'Serial infector' plea deal reveals lack of communication among hospitals

The plea deal on Wednesday for "serial infector" David Kwiatowski revealed for the first time the extent of the hospital worker's scheme and the lack of communication among hospitals involved which allowed him to continue hurting patients, a new report from The Boston Globe's White Coat Notes reveals.

Kwiatowski, who admitted to "killing a lot of people" by stealing painkiller syringes and replacing them with saline tainted with his blood, plead guilty on Wednesday to 14 federal drug theft and tampering charges.

For years, Kwiatowski managed to hide his drug-stealing tactic: as the article describes: "Often working in cardiac catheterization labs, he took new syringes loaded with narcotics, typically Fentanyl, and replaced them with syringes he had previously used and re-filled with dummy fluid. The replacement syringes were contaminated with traces of the potentially lethal virus that he acquired during his years of drug abuse, and these syringes were ultimately used during patient procedures."
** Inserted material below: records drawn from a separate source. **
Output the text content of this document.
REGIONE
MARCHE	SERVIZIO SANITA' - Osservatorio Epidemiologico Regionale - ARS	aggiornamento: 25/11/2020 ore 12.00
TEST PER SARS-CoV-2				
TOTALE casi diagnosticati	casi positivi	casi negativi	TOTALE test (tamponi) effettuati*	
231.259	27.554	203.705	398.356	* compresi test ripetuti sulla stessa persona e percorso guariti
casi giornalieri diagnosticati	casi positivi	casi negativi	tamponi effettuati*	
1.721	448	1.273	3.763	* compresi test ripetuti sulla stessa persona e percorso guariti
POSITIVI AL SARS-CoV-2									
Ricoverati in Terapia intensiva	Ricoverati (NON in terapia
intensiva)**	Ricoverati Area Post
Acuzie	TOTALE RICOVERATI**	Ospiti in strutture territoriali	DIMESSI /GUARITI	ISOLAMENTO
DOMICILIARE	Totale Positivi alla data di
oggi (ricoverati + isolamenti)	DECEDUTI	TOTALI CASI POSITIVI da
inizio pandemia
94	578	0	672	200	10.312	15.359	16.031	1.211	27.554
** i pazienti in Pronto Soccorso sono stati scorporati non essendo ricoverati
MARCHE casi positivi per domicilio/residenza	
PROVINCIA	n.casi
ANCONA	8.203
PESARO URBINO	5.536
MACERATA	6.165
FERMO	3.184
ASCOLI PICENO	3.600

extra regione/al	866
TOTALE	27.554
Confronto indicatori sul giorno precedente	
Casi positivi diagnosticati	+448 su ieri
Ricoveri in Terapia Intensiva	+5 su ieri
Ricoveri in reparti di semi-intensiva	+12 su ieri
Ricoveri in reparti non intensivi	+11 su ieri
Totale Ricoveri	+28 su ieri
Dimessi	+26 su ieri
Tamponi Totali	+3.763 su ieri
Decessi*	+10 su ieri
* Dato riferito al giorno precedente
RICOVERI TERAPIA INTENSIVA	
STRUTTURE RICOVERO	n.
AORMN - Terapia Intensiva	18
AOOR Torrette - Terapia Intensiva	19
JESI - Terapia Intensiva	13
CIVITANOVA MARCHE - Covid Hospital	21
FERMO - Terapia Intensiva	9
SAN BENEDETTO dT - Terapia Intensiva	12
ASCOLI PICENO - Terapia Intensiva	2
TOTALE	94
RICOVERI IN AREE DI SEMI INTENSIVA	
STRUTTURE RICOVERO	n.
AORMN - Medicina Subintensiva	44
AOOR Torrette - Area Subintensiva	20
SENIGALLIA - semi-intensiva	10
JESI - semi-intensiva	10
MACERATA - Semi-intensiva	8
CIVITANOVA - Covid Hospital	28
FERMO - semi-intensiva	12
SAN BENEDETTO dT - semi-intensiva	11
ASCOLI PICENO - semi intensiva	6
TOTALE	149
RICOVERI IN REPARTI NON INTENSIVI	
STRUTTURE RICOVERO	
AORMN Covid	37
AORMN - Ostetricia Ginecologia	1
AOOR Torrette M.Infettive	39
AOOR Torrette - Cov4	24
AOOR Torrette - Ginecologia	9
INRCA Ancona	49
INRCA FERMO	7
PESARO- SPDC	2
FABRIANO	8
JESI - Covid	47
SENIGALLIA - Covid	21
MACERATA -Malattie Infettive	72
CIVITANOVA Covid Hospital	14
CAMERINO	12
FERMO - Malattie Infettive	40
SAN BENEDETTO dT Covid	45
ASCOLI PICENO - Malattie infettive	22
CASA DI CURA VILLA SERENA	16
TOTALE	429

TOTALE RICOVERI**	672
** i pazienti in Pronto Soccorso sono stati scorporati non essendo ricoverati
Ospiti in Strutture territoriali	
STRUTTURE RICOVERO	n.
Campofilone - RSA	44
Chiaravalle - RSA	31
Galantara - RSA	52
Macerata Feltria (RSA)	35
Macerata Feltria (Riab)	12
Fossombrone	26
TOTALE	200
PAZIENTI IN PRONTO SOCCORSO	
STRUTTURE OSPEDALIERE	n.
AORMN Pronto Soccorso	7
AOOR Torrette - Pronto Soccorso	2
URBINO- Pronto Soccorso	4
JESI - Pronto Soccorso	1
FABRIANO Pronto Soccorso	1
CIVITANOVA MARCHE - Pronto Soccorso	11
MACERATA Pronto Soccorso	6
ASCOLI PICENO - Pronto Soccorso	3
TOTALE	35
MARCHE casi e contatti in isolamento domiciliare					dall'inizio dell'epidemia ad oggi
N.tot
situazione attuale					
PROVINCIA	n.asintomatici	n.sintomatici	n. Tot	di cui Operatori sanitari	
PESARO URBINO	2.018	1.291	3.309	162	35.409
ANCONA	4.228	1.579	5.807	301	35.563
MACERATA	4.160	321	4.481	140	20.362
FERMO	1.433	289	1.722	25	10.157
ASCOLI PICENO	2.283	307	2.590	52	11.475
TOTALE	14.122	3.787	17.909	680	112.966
His plea deal, signed by federal prosecutors, reveals his scheme started in 2002, when hospitals in Michigan knew of his drug problems and fired him, but did not warn other hospitals that hired him. He tested positive for controlled substances at one hospital and was fired for "gross misconduct" at another.
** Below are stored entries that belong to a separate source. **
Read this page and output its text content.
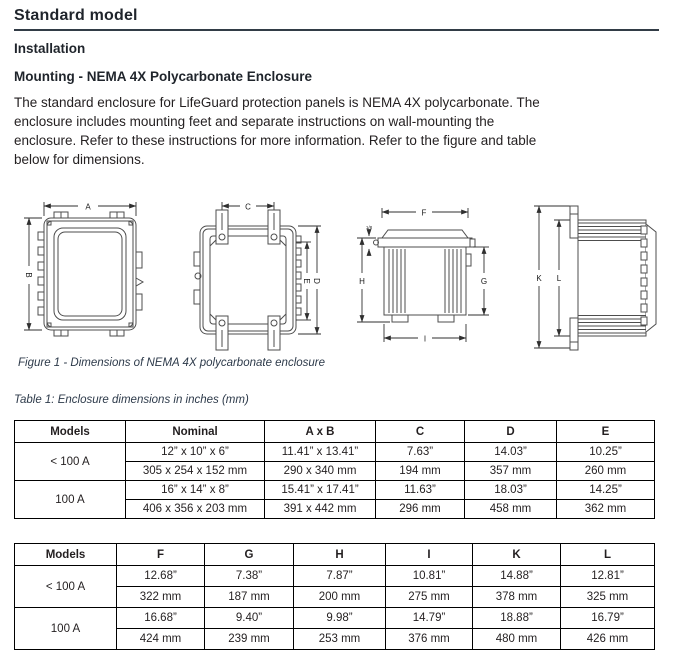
Standard model
Installation
Mounting - NEMA 4X Polycarbonate Enclosure
The standard enclosure for LifeGuard protection panels is NEMA 4X polycarbonate. The
enclosure includes mounting feet and separate instructions on wall-mounting the
enclosure. Refer to these instructions for more information. Refer to the figure and table
below for dimensions.
A
B
C
E D
F
1/8
H	G
I
K L
Figure 1 - Dimensions of NEMA 4X polycarbonate enclosure
Table 1: Enclosure dimensions in inches (mm)
Models	Nominal	A x B	C	D	E
< 100 A	12” x 10” x 6”	11.41” x 13.41”	7.63”	14.03”	10.25”
	305 x 254 x 152 mm	290 x 340 mm	194 mm	357 mm	260 mm
100 A	16” x 14” x 8”	15.41” x 17.41”	11.63”	18.03”	14.25”
	406 x 356 x 203 mm	391 x 442 mm	296 mm	458 mm	362 mm
Models	F	G	H	I	K	L
< 100 A	12.68”	7.38”	7.87”	10.81”	14.88”	12.81”
	322 mm	187 mm	200 mm	275 mm	378 mm	325 mm
100 A	16.68”	9.40”	9.98”	14.79”	18.88”	16.79”
	424 mm	239 mm	253 mm	376 mm	480 mm	426 mm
"He was hired to work at nearly 20 hospitals, despite leaving graphic evidence while on the job in Pennsylvania and Arizona that he was heavily addicted to narcotics," the article states. "At UPMC Presbyterian, affiliated with the University of Pittsburgh in Pennsylvania, he was caught in possession of empty syringes bearing fentanyl labels."

This didn't stop him from getting jobs elsewhere, and telling colleagues he had Crohn's disease and needed drugs. At Exeter Hospital in New Hampshire, he was ultimately caught after a patient inexplicably tested positive for a strain of hepatitis C--and White Coat Notes says this may not be the last prosecutors learn of his transgressions.

In a similar case from this spring, after a jury found UnitedHealth negligent for not properly overseeing a doctor who infected two patients with hepatitis C and ordered it to pay $24 million in damages, it said the insurer must pay an additional $500 million in punitive damages.